Politics

Ted Cruz Fails the Water Cooler Test

His response to the shooting in Uvalde, Texas: Less doors.

Cruz stands in a group of men against a red backdrop.
Sen. Ted Cruz listens to Texas Gov. Greg Abbott (front left) during a press conference at Uvalde High School on May 25. Jordan Vonderhaar/Getty Images

What should the federal government do about gun violence? The collective position of Republicans in Congress during the modern era of mass-fatality shootings has been that the answer to that question is basically nothing. Whether because of sincere belief or fear of being defeated in a primary by another candidate who is “stronger on the Second Amendment,” Republican politicians almost unanimously do not support legislative responses to the gun epidemic.

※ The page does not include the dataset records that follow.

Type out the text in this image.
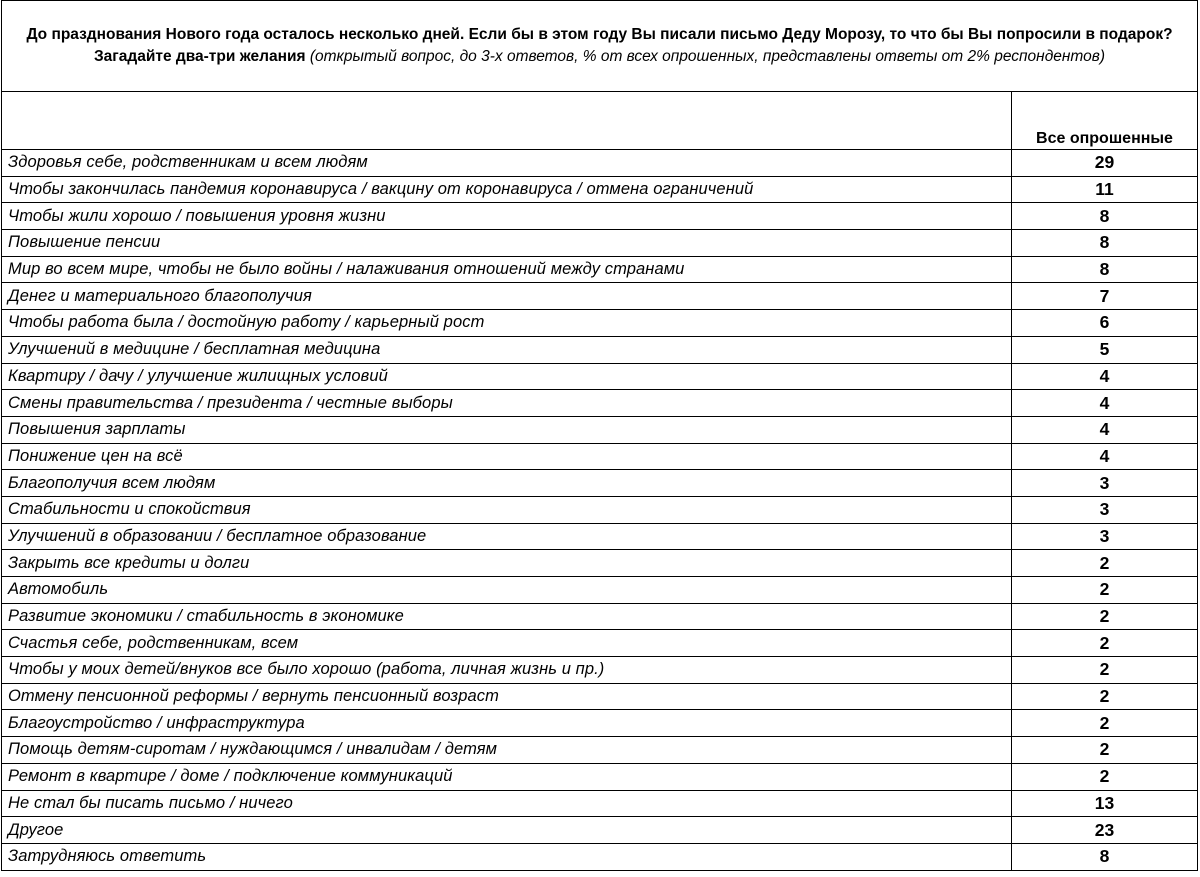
До празднования Нового года осталось несколько дней. Если бы в этом году Вы писали письмо Деду Морозу, то что бы Вы попросили в подарок? Загадайте два-три желания (открытый вопрос, до 3-х ответов, % от всех опрошенных, представлены ответы от 2% респондентов)	
	Все опрошенные
Здоровья себе, родственникам и всем людям	29
Чтобы закончилась пандемия коронавируса / вакцину от коронавируса / отмена ограничений	11
Чтобы жили хорошо / повышения уровня жизни	8
Повышение пенсии	8
Мир во всем мире, чтобы не было войны / налаживания отношений между странами	8
Денег и материального благополучия	7
Чтобы работа была / достойную работу / карьерный рост	6
Улучшений в медицине / бесплатная медицина	5
Квартиру / дачу / улучшение жилищных условий	4
Смены правительства / президента / честные выборы	4
Повышения зарплаты	4
Понижение цен на всё	4
Благополучия всем людям	3
Стабильности и спокойствия	3
Улучшений в образовании / бесплатное образование	3
Закрыть все кредиты и долги	2
Автомобиль	2
Развитие экономики / стабильность в экономике	2
Счастья себе, родственникам, всем	2
Чтобы у моих детей/внуков все было хорошо (работа, личная жизнь и пр.)	2
Отмену пенсионной реформы / вернуть пенсионный возраст	2
Благоустройство / инфраструктура	2
Помощь детям-сиротам / нуждающимся / инвалидам / детям	2
Ремонт в квартире / доме / подключение коммуникаций	2
Не стал бы писать письмо / ничего	13
Другое	23
Затрудняюсь ответить	8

But when more than a dozen children are killed in an elementary school (again), the moment seems to call for someone to say something. The media takes an adversarial stance, especially towards Republicans. Members of that party have to answer questions and fill space with words that demonstrate concern and at least a vague suggestion that they would like to prevent another such event.

In the wake of the shootings in Uvalde, Texas, the most prominent Republican to take on this job has been Sen. Ted Cruz.

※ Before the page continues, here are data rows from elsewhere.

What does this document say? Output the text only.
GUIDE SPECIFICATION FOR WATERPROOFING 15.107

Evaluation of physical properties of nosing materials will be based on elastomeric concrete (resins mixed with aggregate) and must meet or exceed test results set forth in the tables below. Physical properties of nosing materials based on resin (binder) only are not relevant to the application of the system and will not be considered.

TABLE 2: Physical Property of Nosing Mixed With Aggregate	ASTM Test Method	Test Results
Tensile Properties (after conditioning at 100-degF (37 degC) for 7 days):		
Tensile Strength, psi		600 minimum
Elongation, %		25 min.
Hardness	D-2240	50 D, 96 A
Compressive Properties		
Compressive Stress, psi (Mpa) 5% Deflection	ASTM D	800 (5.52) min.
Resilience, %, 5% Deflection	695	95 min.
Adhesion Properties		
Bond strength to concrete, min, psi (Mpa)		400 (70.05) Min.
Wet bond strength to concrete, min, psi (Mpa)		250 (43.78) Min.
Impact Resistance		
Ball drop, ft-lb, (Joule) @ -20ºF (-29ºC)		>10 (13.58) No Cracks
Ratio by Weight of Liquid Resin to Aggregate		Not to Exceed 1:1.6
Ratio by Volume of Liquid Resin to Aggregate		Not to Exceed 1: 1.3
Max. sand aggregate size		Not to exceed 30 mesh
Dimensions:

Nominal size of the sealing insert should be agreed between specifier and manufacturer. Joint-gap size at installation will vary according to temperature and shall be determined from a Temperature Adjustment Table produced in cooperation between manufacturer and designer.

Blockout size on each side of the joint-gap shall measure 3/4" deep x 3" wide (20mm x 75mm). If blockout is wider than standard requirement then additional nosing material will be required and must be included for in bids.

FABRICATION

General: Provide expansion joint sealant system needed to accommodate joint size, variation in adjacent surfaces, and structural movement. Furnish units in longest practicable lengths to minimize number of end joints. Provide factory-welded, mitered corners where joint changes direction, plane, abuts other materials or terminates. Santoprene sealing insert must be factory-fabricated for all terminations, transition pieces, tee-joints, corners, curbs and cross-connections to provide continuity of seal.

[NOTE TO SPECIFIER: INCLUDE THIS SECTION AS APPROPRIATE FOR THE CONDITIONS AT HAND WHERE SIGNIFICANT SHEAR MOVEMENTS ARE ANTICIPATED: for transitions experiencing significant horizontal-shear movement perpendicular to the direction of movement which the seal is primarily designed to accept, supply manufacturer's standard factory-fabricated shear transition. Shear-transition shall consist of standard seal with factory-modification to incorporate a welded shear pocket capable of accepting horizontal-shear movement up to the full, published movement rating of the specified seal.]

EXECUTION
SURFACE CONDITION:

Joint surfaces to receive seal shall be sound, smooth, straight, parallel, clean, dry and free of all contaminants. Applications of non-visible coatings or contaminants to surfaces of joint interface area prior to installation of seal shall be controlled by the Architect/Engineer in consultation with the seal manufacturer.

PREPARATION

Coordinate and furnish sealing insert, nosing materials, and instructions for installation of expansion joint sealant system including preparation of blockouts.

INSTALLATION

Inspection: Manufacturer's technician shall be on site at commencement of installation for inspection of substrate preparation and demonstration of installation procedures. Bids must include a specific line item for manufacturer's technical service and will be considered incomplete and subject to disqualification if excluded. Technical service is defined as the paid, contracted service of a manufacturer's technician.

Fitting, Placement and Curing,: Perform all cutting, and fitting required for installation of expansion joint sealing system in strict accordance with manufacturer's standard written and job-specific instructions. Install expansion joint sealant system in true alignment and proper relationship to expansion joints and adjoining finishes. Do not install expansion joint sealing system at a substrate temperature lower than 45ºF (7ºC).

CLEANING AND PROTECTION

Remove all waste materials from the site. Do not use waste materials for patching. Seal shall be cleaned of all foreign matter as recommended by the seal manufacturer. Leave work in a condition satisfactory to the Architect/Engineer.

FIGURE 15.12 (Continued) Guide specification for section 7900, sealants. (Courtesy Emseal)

In multiple interviews from Uvalde, Cruz has, with a tone of deep conviction and concern, called for schools to reduce the number of doors they use. “Don’t have all of these unlocked back doors,” he said on Fox News. “Have one door into and out of the school and have that one door—armed police officers at that door.” Texas Lt. Gov. Dan Patrick and House Minority Leader Kevin McCarthy are among the others who’ve said the same thing: You stop shooters by making them get past someone else with a gun.

As was covered in Slate on Wednesday, the general idea of preventing shootings by enhancing security—it’s referred to elsewhere as “hardening” schools—is not a new one. As NBC News has reported, Uvalde’s school district had already adopted a number of measures meant to make attacks more difficult.

As multiple studies cited in Wednesday’s Slate piece have found, moreover, there is no evidence that the presence of an armed guard reduces the number of fatalities a school will suffer during an attack. While official descriptions of what happened in Uvalde have been hazy and contradictory, they suggest that police officers did find the shooter before he entered a classroom, but failed to stop him. Even in the Cruz scenario, a shooter could pull a fire alarm or stage an attack during the time that hundreds (and in some cases thousands) of students were being funneled through a single point.

The practical problems that Cruz’s plan would present also suggest that he is not intimately familiar with what actually happens at schools. Students, even young ones who have a single primary teacher, spend the day moving between rooms inside their buildings, going from building to building on larger campuses, and using grounds outside for recess and other activities. Arranging for students to stay entirely behind a locked door during the school day, and to never use an entrance or exit that isn’t guarded, would require an overhaul of the educational experience, not to mention renovation and construction at, one imagines, almost all of the nation’s 130,000 schools. (For one, you’d have to install air conditioning at the many schools that don’t have it, because having open windows in hot weather would provide an access point.)

Cruz may have done a service to the discourse, though, with this tough-guy tactical talk—which is really a giant infrastructure plan that he probably would not vote to pay for.

It fails what you might call the water-cooler common sense test: Whether a given political idea registers as reasonable to a casual news consumer who is not strongly partisan. If your idea to prevent massacres at schools requires that they maintain the same level of security as a prison or a military installation—and is so random it’s not even mentioned in the many polls measuring public opinion on the subject—that might communicate better than anything you could actually say that a different approach is required.